"No hay aceite más resbaladizo que la verdad dicha con espíritu de mentira" Jesús no quiere mezclas entre política y religión

Los sumos sacerdotes, los escribas y los ancianos meditan venganza: intentan arrestarlo, pero tienen miedo de la multitud. ¿Qué hacer? Hay que encontrar una artimaña. En primer lugar, deciden no exponerse directamente en persona. Y no solo eso: para ser más eficaces recurren a una alianza sucia. Envían a Jesús a sus propios discípulos religiosos junto con los herodianos, que en cambio constituían un partido político. No hay nada mejor para el engaño que tejer falsas alianzas entre la religión y la política.
Marcos (12, 13-17) no nos habla de sus maquinaciones, sino que se centra en la acción. Nos deja pistas para imaginárnoslas. Vemos, pues, a los herodianos y fariseos caminando juntos en grupo. Tienen una tarea precisa: proponer a Jesús una pregunta engañosa, que lo exponga de tal manera que no pueda escapar. Tendrá que decir sí o no. Y de todos modos estará en una trampa.
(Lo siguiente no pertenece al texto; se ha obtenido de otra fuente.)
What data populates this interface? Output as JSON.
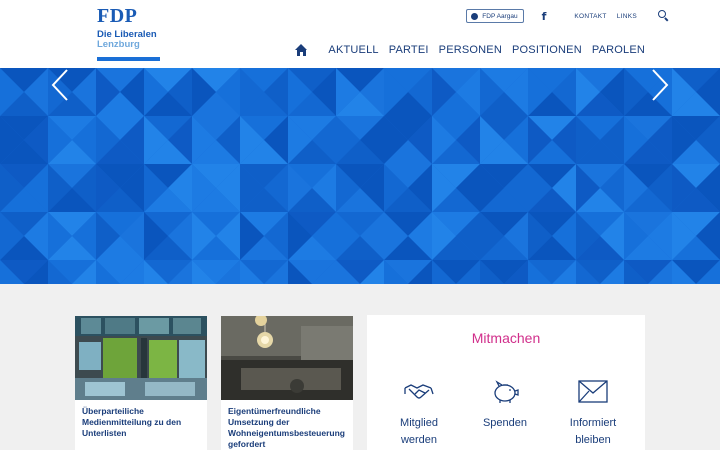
{
  "logo": {
    "title": "FDP",
    "subtitle": "Die Liberalen",
    "location": "Lenzburg"
  },
  "top_links": {
    "region_button": "FDP Aargau",
    "region_icon": "globe-icon",
    "facebook": "f",
    "kontakt": "KONTAKT",
    "links": "LINKS",
    "search_icon": "search-icon"
  },
  "main_nav": {
    "home_icon": "home-icon",
    "items": [
      "AKTUELL",
      "PARTEI",
      "PERSONEN",
      "POSITIONEN",
      "PAROLEN"
    ]
  },
  "hero": {
    "prev_icon": "chevron-left-icon",
    "next_icon": "chevron-right-icon",
    "base_color": "#1469d4"
  },
  "news_cards": [
    {
      "caption": "Überparteiliche Medienmitteilung zu den Unterlisten"
    },
    {
      "caption": "Eigentümerfreundliche Umsetzung der Wohneigentumsbesteuerung gefordert"
    }
  ],
  "mitmachen": {
    "title": "Mitmachen",
    "items": [
      {
        "label_1": "Mitglied",
        "label_2": "werden",
        "icon": "handshake-icon"
      },
      {
        "label_1": "Spenden",
        "label_2": "",
        "icon": "piggy-bank-icon"
      },
      {
        "label_1": "Informiert",
        "label_2": "bleiben",
        "icon": "envelope-icon"
      }
    ]
  },
  "colors": {
    "brand_blue": "#1a5bb5",
    "nav_text": "#1a3d7a",
    "accent_pink": "#d12f8b"
  }
}
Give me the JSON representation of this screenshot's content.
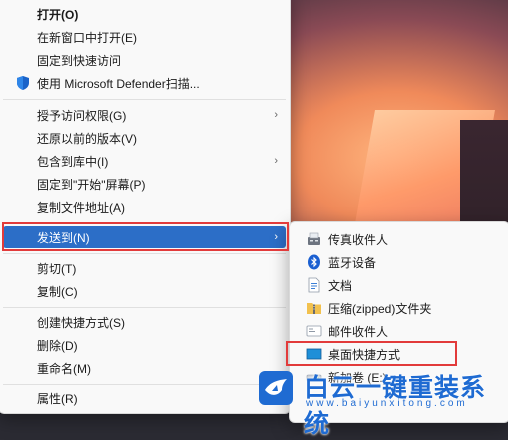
{
  "main_menu": {
    "items": [
      {
        "label": "打开(O)"
      },
      {
        "label": "在新窗口中打开(E)"
      },
      {
        "label": "固定到快速访问"
      },
      {
        "label": "使用 Microsoft Defender扫描..."
      },
      {
        "label": "授予访问权限(G)"
      },
      {
        "label": "还原以前的版本(V)"
      },
      {
        "label": "包含到库中(I)"
      },
      {
        "label": "固定到\"开始\"屏幕(P)"
      },
      {
        "label": "复制文件地址(A)"
      },
      {
        "label": "发送到(N)"
      },
      {
        "label": "剪切(T)"
      },
      {
        "label": "复制(C)"
      },
      {
        "label": "创建快捷方式(S)"
      },
      {
        "label": "删除(D)"
      },
      {
        "label": "重命名(M)"
      },
      {
        "label": "属性(R)"
      }
    ]
  },
  "send_to_menu": {
    "items": [
      {
        "label": "传真收件人"
      },
      {
        "label": "蓝牙设备"
      },
      {
        "label": "文档"
      },
      {
        "label": "压缩(zipped)文件夹"
      },
      {
        "label": "邮件收件人"
      },
      {
        "label": "桌面快捷方式"
      },
      {
        "label": "新加卷 (E:)"
      }
    ]
  },
  "watermark": {
    "brand": "白云一键重装系统",
    "url": "www.baiyunxitong.com"
  },
  "colors": {
    "highlight_box": "#e23b3b",
    "selection": "#2c6ec7",
    "watermark": "#1f6bd2"
  }
}
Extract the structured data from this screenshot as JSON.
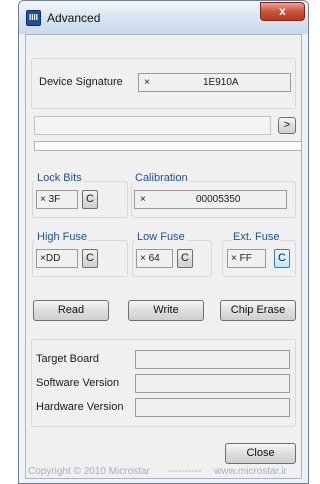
{
  "window": {
    "title": "Advanced",
    "icon_glyph": "IIII",
    "close_glyph": "x"
  },
  "device": {
    "label": "Device Signature",
    "prefix": "×",
    "value": "1E910A"
  },
  "path": {
    "value": "",
    "browse_label": ">"
  },
  "lock_bits": {
    "legend": "Lock Bits",
    "prefix": "×",
    "value": "3F",
    "c_label": "C"
  },
  "calibration": {
    "legend": "Calibration",
    "prefix": "×",
    "value": "00005350"
  },
  "high_fuse": {
    "legend": "High Fuse",
    "prefix": "×",
    "value": "DD",
    "c_label": "C"
  },
  "low_fuse": {
    "legend": "Low Fuse",
    "prefix": "×",
    "value": "64",
    "c_label": "C"
  },
  "ext_fuse": {
    "legend": "Ext. Fuse",
    "prefix": "×",
    "value": "FF",
    "c_label": "C"
  },
  "actions": {
    "read": "Read",
    "write": "Write",
    "chip_erase": "Chip Erase"
  },
  "info": {
    "target_board": "Target Board",
    "software_version": "Software Version",
    "hardware_version": "Hardware Version"
  },
  "footer": {
    "close": "Close",
    "copyright": "Copyright © 2010 Microstar",
    "separator": "----------",
    "website": "www.microstar.ir"
  },
  "colors": {
    "legend": "#1f4e9c",
    "footer_text": "#a7b0bb"
  }
}
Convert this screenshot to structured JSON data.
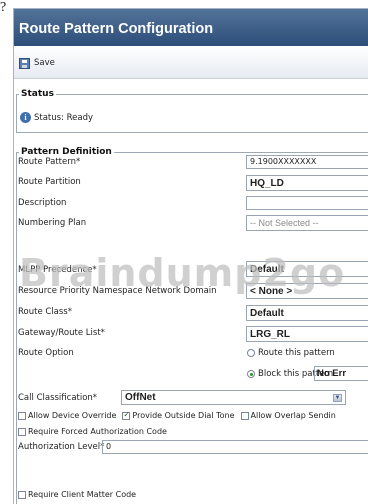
{
  "corner_mark": "?",
  "header": {
    "title": "Route Pattern Configuration"
  },
  "toolbar": {
    "save_label": "Save"
  },
  "status": {
    "legend": "Status",
    "text": "Status: Ready"
  },
  "pattern_definition": {
    "legend": "Pattern Definition",
    "route_pattern": {
      "label": "Route Pattern*",
      "value": "9.1900XXXXXXX"
    },
    "route_partition": {
      "label": "Route Partition",
      "value": "HQ_LD"
    },
    "description": {
      "label": "Description",
      "value": ""
    },
    "numbering_plan": {
      "label": "Numbering Plan",
      "value": "-- Not Selected --"
    },
    "mlpp_precedence": {
      "label": "MLPP Precedence*",
      "value": "Default"
    },
    "resource_priority": {
      "label": "Resource Priority Namespace Network Domain",
      "value": "< None >"
    },
    "route_class": {
      "label": "Route Class*",
      "value": "Default"
    },
    "gateway_route_list": {
      "label": "Gateway/Route List*",
      "value": "LRG_RL"
    },
    "route_option": {
      "label": "Route Option",
      "route_label": "Route this pattern",
      "block_label": "Block this pattern",
      "selected": "block",
      "block_reason": "No Err"
    },
    "call_classification": {
      "label": "Call Classification*",
      "value": "OffNet"
    },
    "checkboxes": {
      "allow_device_override": {
        "label": "Allow Device Override",
        "checked": false
      },
      "provide_outside_dial_tone": {
        "label": "Provide Outside Dial Tone",
        "checked": true
      },
      "allow_overlap_sending": {
        "label": "Allow Overlap Sendin",
        "checked": false
      },
      "require_forced_auth": {
        "label": "Require Forced Authorization Code",
        "checked": false
      },
      "require_client_matter": {
        "label": "Require Client Matter Code",
        "checked": false
      }
    },
    "authorization_level": {
      "label": "Authorization Level*",
      "value": "0"
    }
  },
  "watermark": "Braindump2go"
}
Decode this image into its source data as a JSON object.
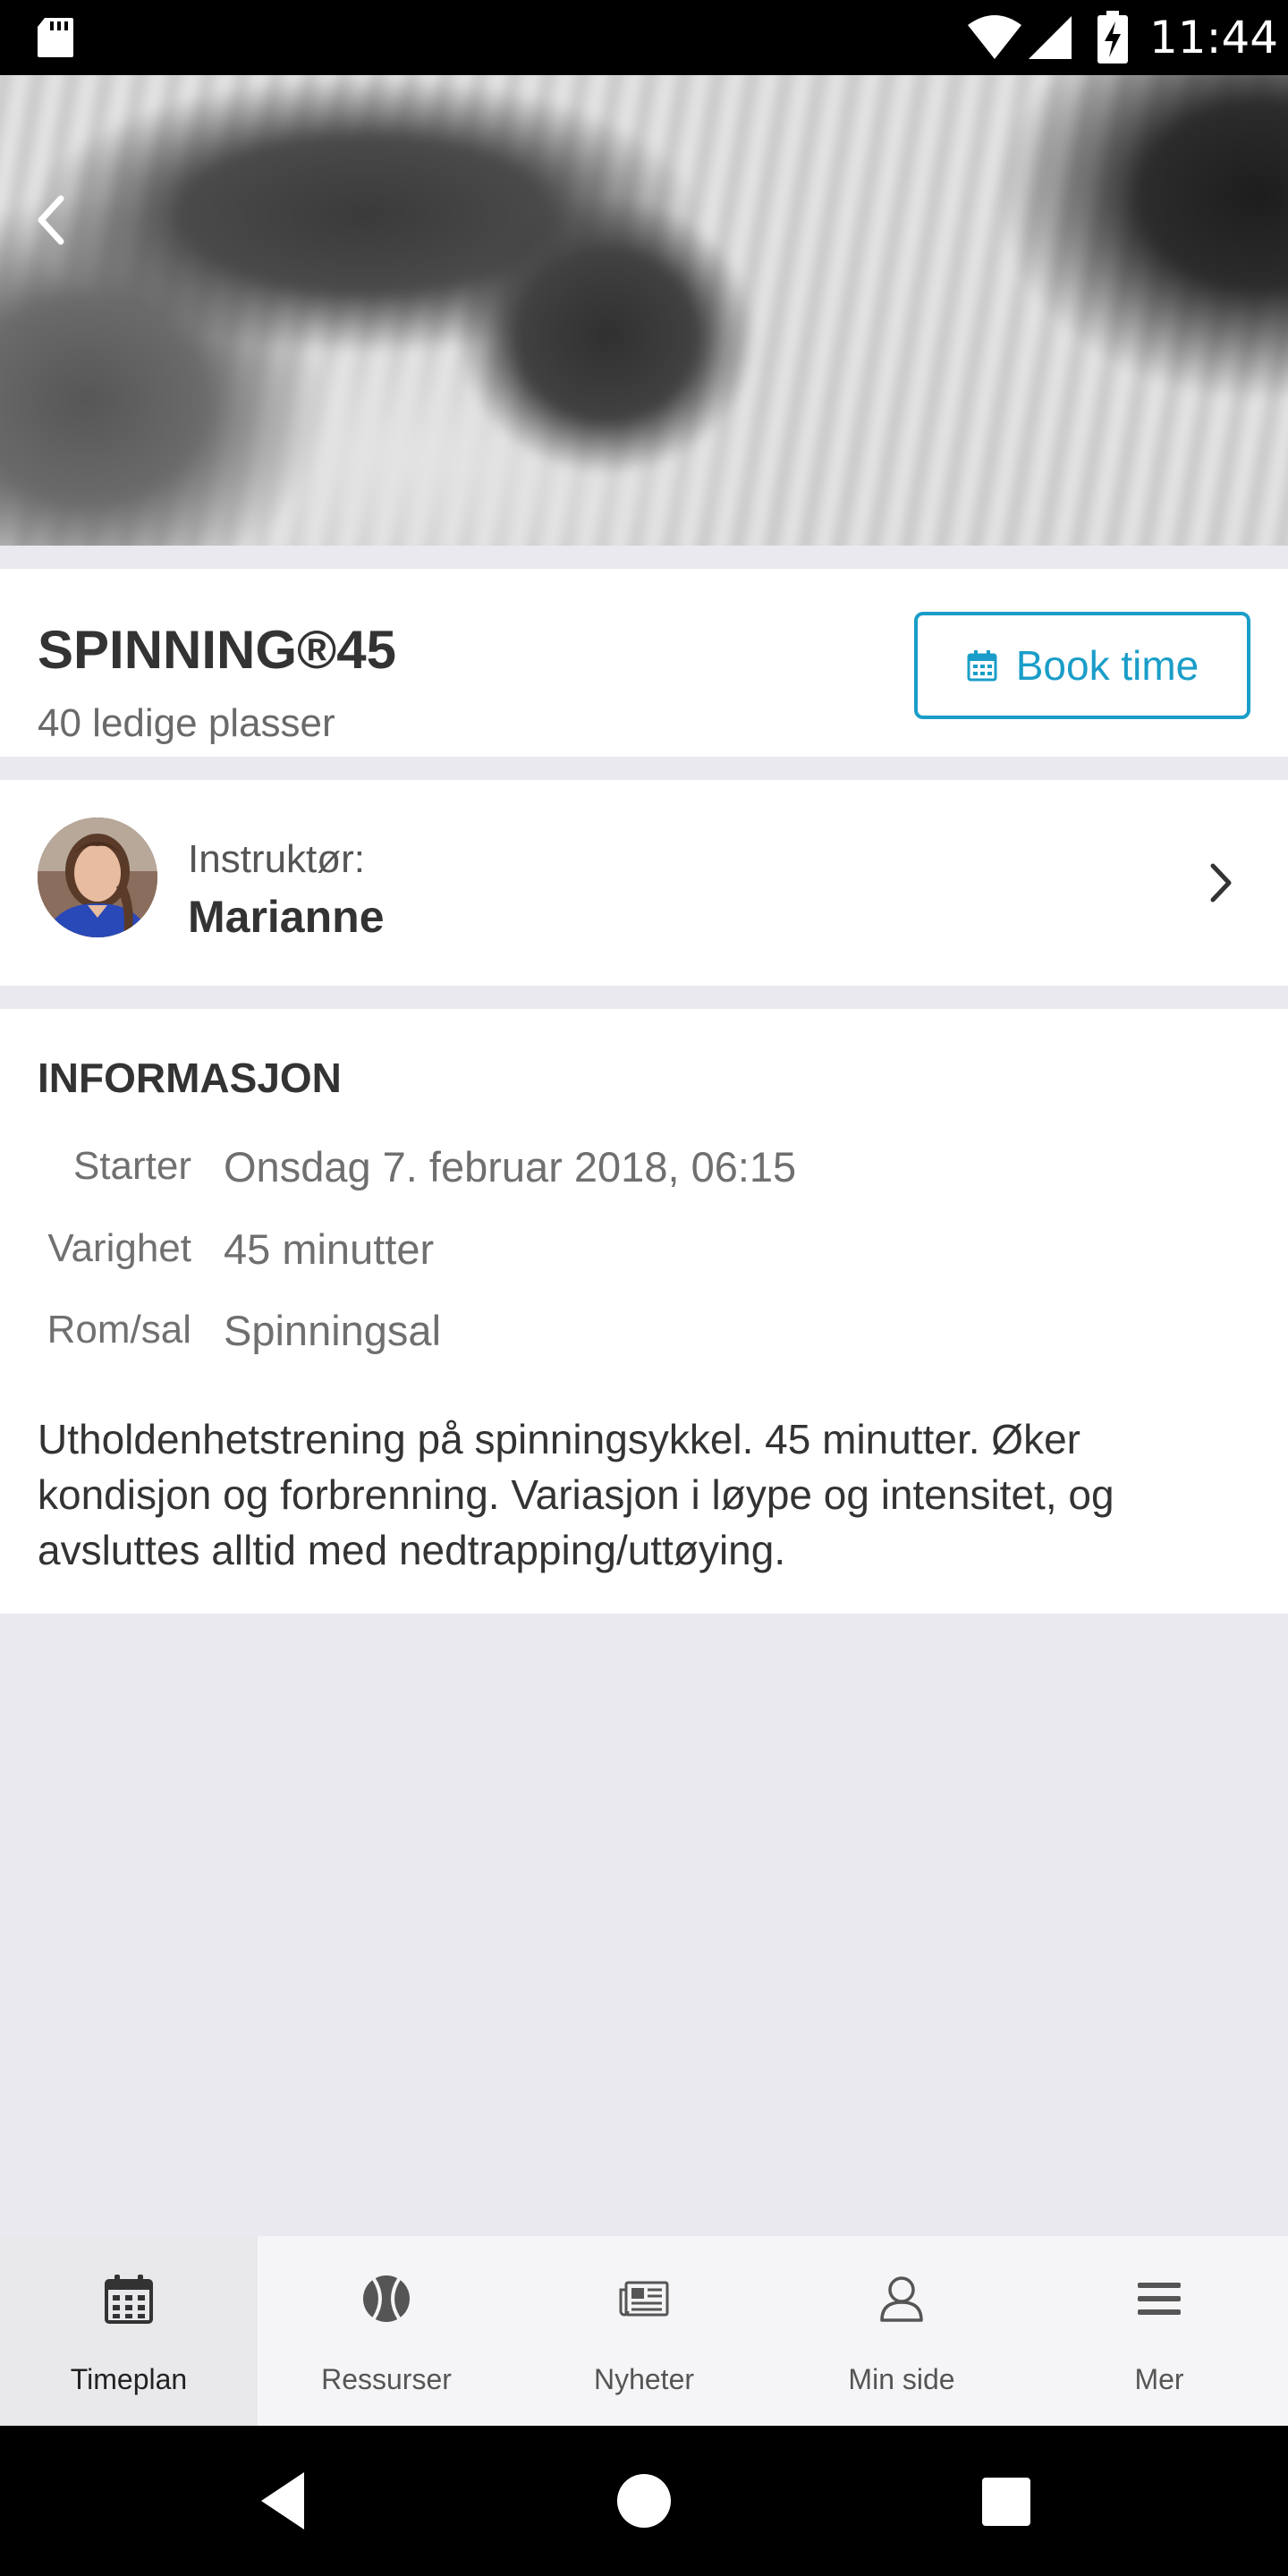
{
  "status_bar": {
    "time": "11:44"
  },
  "header": {
    "back_icon": "chevron-left-icon"
  },
  "class": {
    "title": "SPINNING®45",
    "availability": "40 ledige plasser",
    "book_label": "Book time",
    "accent_color": "#1a9dc8"
  },
  "instructor": {
    "label": "Instruktør:",
    "name": "Marianne"
  },
  "info": {
    "section_title": "INFORMASJON",
    "rows": [
      {
        "key": "Starter",
        "value": "Onsdag 7. februar 2018, 06:15"
      },
      {
        "key": "Varighet",
        "value": "45 minutter"
      },
      {
        "key": "Rom/sal",
        "value": "Spinningsal"
      }
    ],
    "description": "Utholdenhetstrening på spinningsykkel. 45 minutter. Øker kondisjon og forbrenning. Variasjon i løype og intensitet, og avsluttes alltid med nedtrapping/uttøying."
  },
  "tabs": [
    {
      "label": "Timeplan",
      "icon": "calendar-icon",
      "active": true
    },
    {
      "label": "Ressurser",
      "icon": "ball-icon",
      "active": false
    },
    {
      "label": "Nyheter",
      "icon": "newspaper-icon",
      "active": false
    },
    {
      "label": "Min side",
      "icon": "user-icon",
      "active": false
    },
    {
      "label": "Mer",
      "icon": "menu-icon",
      "active": false
    }
  ]
}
Este es el plan.

Lo llaman: «Maestro». Continúan: «Sabemos que eres veraz y no tienes respeto a nadie, porque no miras a nadie a la cara, sino que enseñas el camino de Dios según la verdad». La maldad se manifiesta en el elogio adulador que debería predisponer a Jesús a caer en la trampa: creer en los halagos es la mejor manera de dejarse engañar, porque todos somos sensibles a la vanagloria. La verdad sirve para hacer resbaladizo el terreno. Y no hay aceite más resbaladizo que la verdad dicha con espíritu de mentira.
Están levantando la pelota para luego aplastarla. Y he aquí el aplastamiento, la pregunta fatal seca y afilada: «¿Está permitido o no pagar el tributo a César? ¿Debemos dárselo o no?». ¿Sí o no? No hay escapatoria. Si hubiera respondido que no, Jesús se habría puesto en dificultades con los romanos; si hubiera respondido que sí, habría quedado desacreditado ante el pueblo. Estaba en una trampa.
¿Por qué? He aquí el astuto truco: el pago del tributo es la señal de sumisión a un poder extranjero que plantea un problema religioso, porque César era un rey pagano que reivindicaba una cierta forma de culto que a los ojos de los judíos era perversa. Los fariseos, en el plano religioso, tienen dificultades para aceptar el poder de ocupación romano, pero no quieren la revuelta armada. Los herodianos, en cambio, apoyan a las autoridades locales y aceptan la presencia romana. Fariseos y herodianos quieren que Jesús se exponga a la autoridad para tropezar y caer.
Pero Jesús «conoce su malicia», nos dice Marcos, que aquí por una vez entra en la psicología de Jesús para volver inmediatamente a la acción. El Maestro responde con una pregunta, revelando inmediatamente la trama: «¿Por qué queréis probarme?». Les pregunta: «Traedme un denario: quiero verlo». El intercambio de frases se convierte en una acción teatral. Jesús obliga a sus interlocutores a presentar pruebas, mientras él permanece inmóvil. Le trajeron un denario.
La dinámica se invierte de repente, y ahora es Jesús quien les interroga: «¿De quién son esta imagen y esta inscripción?». Sus interlocutores ya se han perdido: ¿qué pregunta es esa? ¡La respuesta es obvia! De hecho, le responden: «De César». Entonces Jesús les dice: «Dad, pues, a César lo que es de César, y a Dios lo que es de Dios».
Jesús no quiere mezclas entre política y religión. Así, por un lado, no pone condiciones ni compromisos a la hora de dar a Dios lo que es suyo, de garantizarle una dedicación total. Por otro lado, denuncia claramente la mezcla teocrática que ve a César divinizado como una interferencia de lo político en lo religioso. Hay que dar a César lo que es suyo, pero no hay que darle lo que es de Dios. Así, es el propio Hijo de Dios quien ofrece un sano criterio de laicidad que rompe toda tentación persuasiva de colateralismo entre religión y poder.